3.2.3. Rigid fixation

Using fixtures or rigid tires to fix the welded parts as much as possible can effectively control the angular deformation and bending deformation of the components to be welded. Fix the weldment on the rigid platform (suitable for rigid fixing when splicing thin plates) Combine weldments into a more rigid or symmetrical structure (suitable for the control of structures such as T-beams) Utilize welded fixtures to add rigidity and restraint to the structure Use temporary supportto increase structural restraint

4). Coose a reasonable assembly welding sequence

The assembly sequence has a great influence on the deformation of the welded structure.

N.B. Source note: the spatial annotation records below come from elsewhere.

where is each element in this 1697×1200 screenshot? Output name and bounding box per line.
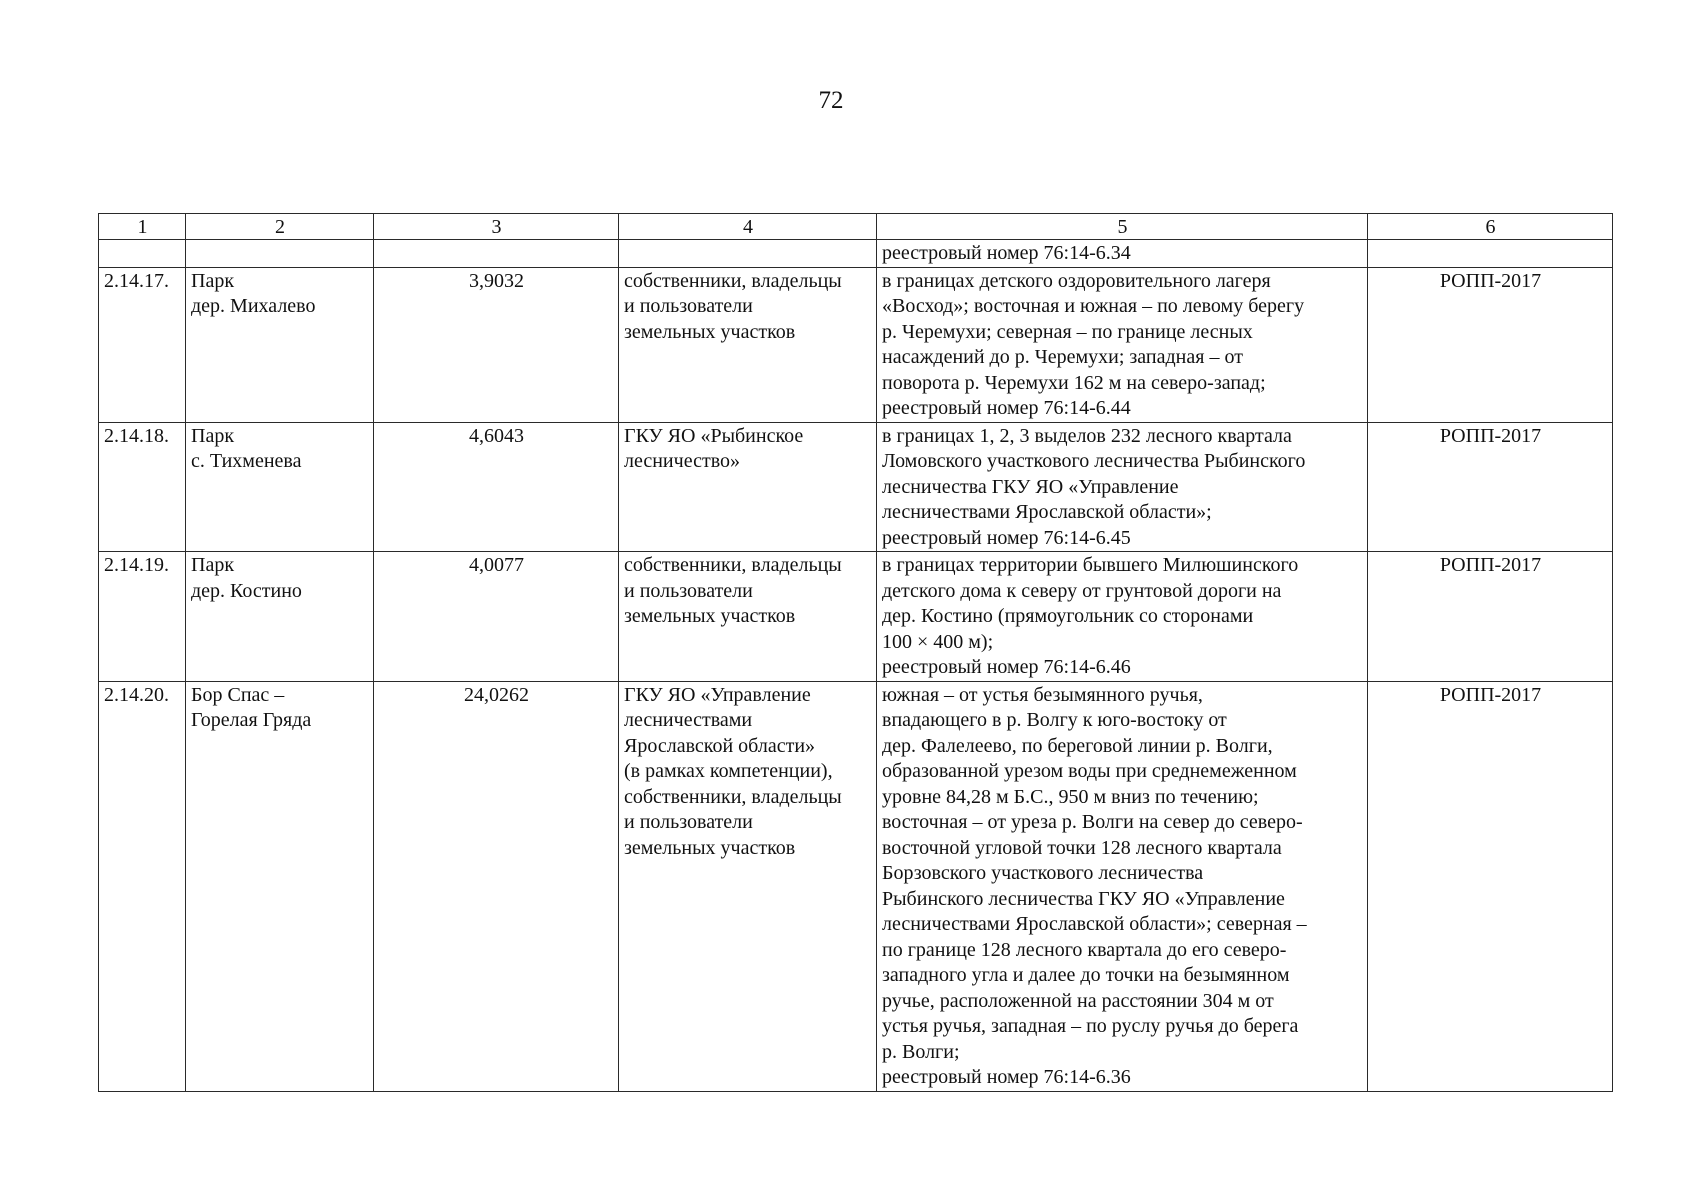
column-number: 4 [619, 214, 877, 240]
basis-cell [1368, 240, 1613, 268]
bounds-cell: реестровый номер 76:14-6.34 [877, 240, 1368, 268]
column-number-row [99, 214, 1613, 240]
name-cell: Парк дер. Михалево [186, 267, 374, 422]
area-cell [374, 240, 619, 268]
table-row [99, 552, 1613, 682]
name-cell [186, 240, 374, 268]
area-cell: 3,9032 [374, 267, 619, 422]
column-number: 1 [99, 214, 186, 240]
basis-cell: РОПП-2017 [1368, 681, 1613, 1091]
basis-cell: РОПП-2017 [1368, 552, 1613, 682]
owner-cell: ГКУ ЯО «Рыбинское лесничество» [619, 422, 877, 552]
row-number-cell: 2.14.18. [99, 422, 186, 552]
area-cell: 4,0077 [374, 552, 619, 682]
owner-cell [619, 240, 877, 268]
owner-cell: собственники, владельцы и пользователи земельных участков [619, 552, 877, 682]
column-number: 3 [374, 214, 619, 240]
column-number: 2 [186, 214, 374, 240]
bounds-cell: в границах территории бывшего Милюшинского детского дома к северу от грунтовой дороги на дер. Костино (прямоугольник со сторонами 100 × 400 м); реестровый номер 76:14-6.46 [877, 552, 1368, 682]
name-cell: Парк с. Тихменева [186, 422, 374, 552]
area-cell: 24,0262 [374, 681, 619, 1091]
row-number-cell: 2.14.19. [99, 552, 186, 682]
row-number-cell [99, 240, 186, 268]
row-number-cell: 2.14.17. [99, 267, 186, 422]
page-number: 72 [818, 87, 844, 114]
row-number-cell: 2.14.20. [99, 681, 186, 1091]
table-row [99, 267, 1613, 422]
bounds-cell: южная – от устья безымянного ручья, впадающего в р. Волгу к юго-востоку от дер. Фалелеево, по береговой линии р. Волги, образованной урезом воды при среднемеженном уровне 84,28 м Б.С., 950 м вниз по течению; восточная – от уреза р. Волги на север до северо- восточной угловой точки 128 лесного квартала Борзовского участкового лесничества Рыбинского лесничества ГКУ ЯО «Управление лесничествами Ярославской области»; северная – по границе 128 лесного квартала до его северо- западного угла и далее до точки на безымянном ручье, расположенной на расстоянии 304 м от устья ручья, западная – по руслу ручья до берега р. Волги; реестровый номер 76:14-6.36 [877, 681, 1368, 1091]
bounds-cell: в границах 1, 2, 3 выделов 232 лесного квартала Ломовского участкового лесничества Рыбинского лесничества ГКУ ЯО «Управление лесничествами Ярославской области»; реестровый номер 76:14-6.45 [877, 422, 1368, 552]
name-cell: Парк дер. Костино [186, 552, 374, 682]
name-cell: Бор Спас – Горелая Гряда [186, 681, 374, 1091]
owner-cell: ГКУ ЯО «Управление лесничествами Ярославской области» (в рамках компетенции), собственники, владельцы и пользователи земельных участков [619, 681, 877, 1091]
bounds-cell: в границах детского оздоровительного лагеря «Восход»; восточная и южная – по левому берегу р. Черемухи; северная – по границе лесных насаждений до р. Черемухи; западная – от поворота р. Черемухи 162 м на северо-запад; реестровый номер 76:14-6.44 [877, 267, 1368, 422]
basis-cell: РОПП-2017 [1368, 422, 1613, 552]
column-number: 6 [1368, 214, 1613, 240]
table-row-continuation [99, 240, 1613, 268]
protected-areas-table [98, 213, 1613, 1092]
table-row [99, 422, 1613, 552]
table-row [99, 681, 1613, 1091]
basis-cell: РОПП-2017 [1368, 267, 1613, 422]
owner-cell: собственники, владельцы и пользователи земельных участков [619, 267, 877, 422]
column-number: 5 [877, 214, 1368, 240]
area-cell: 4,6043 [374, 422, 619, 552]
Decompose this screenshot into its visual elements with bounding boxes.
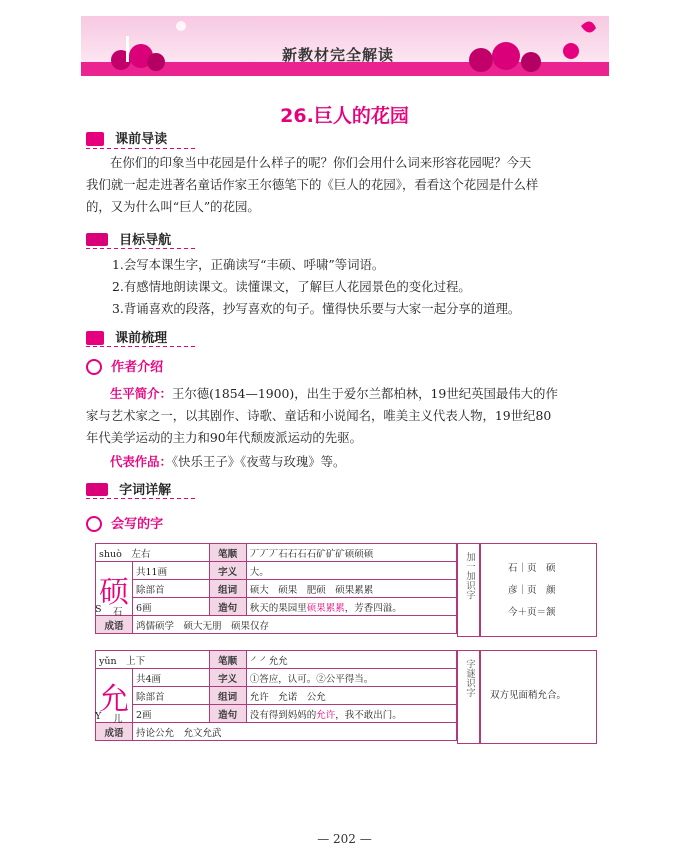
works-text: 《快乐王子》《夜莺与玫瑰》等。: [171, 454, 346, 469]
author-bio-line-3: 年代美学运动的主力和90年代颓废派运动的先驱。: [86, 430, 362, 445]
label-sentence: 造句: [209, 598, 246, 616]
write-chars-heading-block: [86, 513, 163, 532]
stroke-count: 共11画: [133, 562, 210, 580]
char-pinyin: shuò 左右: [96, 544, 210, 562]
label-sentence: 造句: [209, 705, 246, 723]
char-idioms: 鸿儒硕学 硕大无朋 硕果仅存: [133, 616, 457, 634]
review-heading: 课前梳理: [115, 331, 168, 346]
page-number: — 202 —: [317, 832, 372, 846]
label-phrases: 组词: [209, 687, 246, 705]
char-strokes: 丆丆丆石石石石矿矿矿硕硕硕: [246, 544, 456, 562]
divider: [86, 148, 196, 149]
char-card-shuo: [95, 543, 457, 634]
char-idioms: 持论公允 允文允武: [133, 723, 457, 741]
author-bio-line-1: [110, 383, 615, 405]
char-card-yun: [95, 650, 457, 741]
chapter-title: 26.巨人的花园: [280, 105, 409, 127]
char-sentence: 秋天的果园里硕果累累，芳香四溢。: [246, 598, 456, 616]
side-content: 双方见面稍允合。: [490, 690, 567, 701]
label-idioms: 成语: [96, 723, 133, 741]
preview-heading: 课前导读: [115, 132, 168, 147]
char-sentence: 没有得到妈妈的允许，我不敢出门。: [246, 705, 456, 723]
character: 硕: [96, 562, 133, 616]
goals-heading: 目标导航: [119, 233, 172, 248]
label-meaning: 字义: [209, 562, 246, 580]
index-letter: S: [95, 604, 102, 615]
side-line: 彦｜页 颜: [508, 585, 556, 596]
bio-text-1: 王尔德(1854—1900)，出生于爱尔兰都柏林，19世纪英国最伟大的作: [171, 386, 558, 401]
char-meaning: ①答应，认可。②公平得当。: [246, 669, 456, 687]
label-meaning: 字义: [209, 669, 246, 687]
divider: [86, 498, 196, 499]
works-label: 代表作品：: [110, 454, 172, 469]
side-label: 字谜识字: [464, 659, 475, 697]
side-label: 加一加识字: [464, 552, 475, 600]
preview-line-2: 我们就一起走进著名童话作家王尔德笔下的《巨人的花园》，看看这个花园是什么样: [86, 177, 539, 192]
preview-line-1: 在你们的印象当中花园是什么样子的呢？你们会用什么词来形容花园呢？今天: [110, 155, 532, 170]
preview-line-3: 的，又为什么叫“巨人”的花园。: [86, 199, 260, 214]
side-label-box: [457, 650, 481, 744]
char-strokes: ㇒㇒允允: [246, 651, 456, 669]
char-phrases: 硕大 硕果 肥硕 硕果累累: [246, 580, 456, 598]
side-content-box: [479, 543, 597, 637]
char-phrases: 允许 允诺 公允: [246, 687, 456, 705]
goal-item-1: 1.会写本课生字，正确读写“丰硕、呼啸”等词语。: [112, 257, 385, 272]
label-radical: 除部首: [133, 687, 210, 705]
goal-item-3: 3.背诵喜欢的段落，抄写喜欢的句子。懂得快乐要与大家一起分享的道理。: [112, 301, 521, 316]
author-heading: 作者介绍: [111, 360, 164, 375]
index-letter: Y: [95, 711, 102, 722]
label-phrases: 组词: [209, 580, 246, 598]
side-line: 石｜页 硕: [508, 563, 556, 574]
magnifier-icon: [86, 516, 102, 532]
words-heading-block: [86, 479, 171, 498]
author-heading-block: [86, 356, 163, 375]
stack-icon: [86, 483, 108, 496]
book-icon: [86, 132, 104, 146]
radical: 儿: [113, 714, 123, 725]
label-radical: 除部首: [133, 580, 210, 598]
side-content: [480, 544, 596, 624]
review-heading-block: [86, 327, 167, 346]
stroke-count: 共4画: [133, 669, 210, 687]
side-label-box: [457, 543, 481, 637]
magnifier-icon: [86, 359, 102, 375]
write-chars-heading: 会写的字: [111, 517, 164, 532]
divider: [86, 346, 196, 347]
label-strokes: 笔顺: [209, 544, 246, 562]
radical-strokes: 2画: [133, 705, 210, 723]
author-bio-line-2: 家与艺术家之一，以其剧作、诗歌、童话和小说闻名，唯美主义代表人物，19世纪80: [86, 408, 552, 423]
side-content-box: [479, 650, 597, 744]
char-meaning: 大。: [246, 562, 456, 580]
label-idioms: 成语: [96, 616, 133, 634]
bio-label: 生平简介：: [110, 386, 172, 401]
divider: [86, 248, 196, 249]
radical: 石: [113, 607, 123, 618]
author-works: [110, 451, 345, 473]
notebook-icon: [86, 331, 104, 345]
preview-heading-block: [86, 128, 167, 147]
words-heading: 字词详解: [119, 483, 172, 498]
character: 允: [96, 669, 133, 723]
char-pinyin: yǔn 上下: [96, 651, 210, 669]
goals-heading-block: [86, 229, 171, 248]
side-line: 今＋页＝颔: [508, 607, 556, 618]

For large and complex welding structures, as long as the conditions allow, divide it into several parts with simple structures, weld them separately, then carry out final assembly.

For structures with asymmetrically arranged welds, the side with fewer welds should be welded first during assembly welding.

For structures with symmetrically arranged weld seams, welders should be welded symmetrically by an even number of welders.

When welding long welds (more than 1m), the direction and sequence shown in figure 12 can be used for welding to reduce shrinkage or deformation after welding.

For welding deformation, pay attention to the selection of welding methods and welding process parameters, try to choose methods and process parameters with small welding heat input, and avoid large welding parameters and welding methods to increase welding deformation.